Je m'étais promis de ne rien publier sur les jeux olympiques (dont je me câlisse comme de l'an 40)... mais celle-là est trop bonne:

Le premier ministre du Québec, Jean Charest, a joint sa voix à ceux qui auraient souhaité que la langue française soit plus présente lors de la cérémonie d'ouverture des Jeux olympiques de Vancouver. (...) Le Secrétaire général de la francophonie, Abdou Diouf, a d'ailleurs exprimé sa volonté que ces Jeux soient en quelque sorte exemplaires. (...) Une centaine de personnes ont assisté à l'événement mis sur pied par l'Organisation internationale de la Francophonie (OIF). Fait à noter, le discours en anglais du directeur général du COVAN, John Furlong, à cet événement en a fait sourciller plus d'un. D'ailleurs, plusieurs ne l'ont même pas écouté tellement le bruit des chuchotements était perceptible dans la salle.

Cette anecdote est très amusante pour plusieurs raisons:

1- Quelqu'un se surprend encore de constater que le français est invisible partout au Canada, à l'extérieur des frontières du Québec?

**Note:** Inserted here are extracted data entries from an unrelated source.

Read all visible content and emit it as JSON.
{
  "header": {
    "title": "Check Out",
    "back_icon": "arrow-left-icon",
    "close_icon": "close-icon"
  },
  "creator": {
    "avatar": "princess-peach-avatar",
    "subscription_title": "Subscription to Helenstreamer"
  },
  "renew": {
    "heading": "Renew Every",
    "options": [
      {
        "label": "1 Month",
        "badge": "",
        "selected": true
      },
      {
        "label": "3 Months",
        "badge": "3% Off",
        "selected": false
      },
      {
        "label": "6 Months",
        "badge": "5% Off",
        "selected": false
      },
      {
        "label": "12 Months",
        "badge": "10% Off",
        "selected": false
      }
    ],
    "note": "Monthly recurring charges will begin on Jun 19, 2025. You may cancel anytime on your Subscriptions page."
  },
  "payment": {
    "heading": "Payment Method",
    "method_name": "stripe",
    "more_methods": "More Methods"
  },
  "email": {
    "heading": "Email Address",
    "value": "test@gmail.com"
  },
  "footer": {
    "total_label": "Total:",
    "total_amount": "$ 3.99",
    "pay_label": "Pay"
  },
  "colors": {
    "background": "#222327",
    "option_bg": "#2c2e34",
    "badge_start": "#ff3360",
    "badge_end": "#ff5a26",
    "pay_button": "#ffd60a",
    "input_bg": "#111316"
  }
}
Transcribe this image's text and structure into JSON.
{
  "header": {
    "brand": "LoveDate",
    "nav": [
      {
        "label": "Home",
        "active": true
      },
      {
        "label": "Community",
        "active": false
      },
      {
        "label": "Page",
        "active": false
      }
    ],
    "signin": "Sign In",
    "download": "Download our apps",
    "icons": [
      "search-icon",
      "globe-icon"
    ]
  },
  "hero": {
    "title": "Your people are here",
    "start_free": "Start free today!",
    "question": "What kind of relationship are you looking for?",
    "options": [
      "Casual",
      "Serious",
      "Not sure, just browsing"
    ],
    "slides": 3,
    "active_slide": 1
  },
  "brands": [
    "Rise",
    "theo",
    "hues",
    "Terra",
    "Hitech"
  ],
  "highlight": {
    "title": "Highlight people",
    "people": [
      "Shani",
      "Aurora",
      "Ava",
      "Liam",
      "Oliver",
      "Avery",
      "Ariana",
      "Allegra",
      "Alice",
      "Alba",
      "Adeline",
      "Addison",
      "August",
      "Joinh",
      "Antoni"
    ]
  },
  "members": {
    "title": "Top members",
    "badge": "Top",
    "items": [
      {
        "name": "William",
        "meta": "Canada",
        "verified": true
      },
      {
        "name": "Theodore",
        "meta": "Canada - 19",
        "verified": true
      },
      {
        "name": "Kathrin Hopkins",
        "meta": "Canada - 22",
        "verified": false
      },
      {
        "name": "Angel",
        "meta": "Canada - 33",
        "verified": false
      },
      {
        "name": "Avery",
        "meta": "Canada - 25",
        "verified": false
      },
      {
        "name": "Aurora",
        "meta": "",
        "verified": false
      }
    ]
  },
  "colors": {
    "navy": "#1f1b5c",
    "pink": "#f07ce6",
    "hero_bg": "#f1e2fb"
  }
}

Ben voyons... réveillez-vous, baptême!

2- Charest n'a rien à dire sur le sort désespéré des francophones de l'extérieur du Québec qui s'assimilent à une vitesse alarmante, mais il s'indigne de l'absence de notre langue lors d'un spectacle idiot?

3- Charest n'a rien à dire sur le déclin du français dans notre propre métropole, Montréal (pire, il le nie) mais verse une larme lorsqu'on oublie de parler français pendant un show à Vancouver?

4- Les fédéralistes sont hilarants. Au fond, ils ne veulent pas voir la réalité en face: le Canada N'A JAMAIS ÉTÉ, N'EST PAS ET NE SERA JAMAIS un pays bilingue. Mais au fond, ce que les fédéralistes comme Charest souhaitent, ce n'est même pas ça... ce qu'ils veulent c'est L'APPARENCE d'un pays bilingue. Il faut, après tout, maintenir une illusion parfaite pour éviter que le peuple en vienne à réaliser qu'il n'est pas chez lui dans ce pays et qu'il recommence à parler de séparation.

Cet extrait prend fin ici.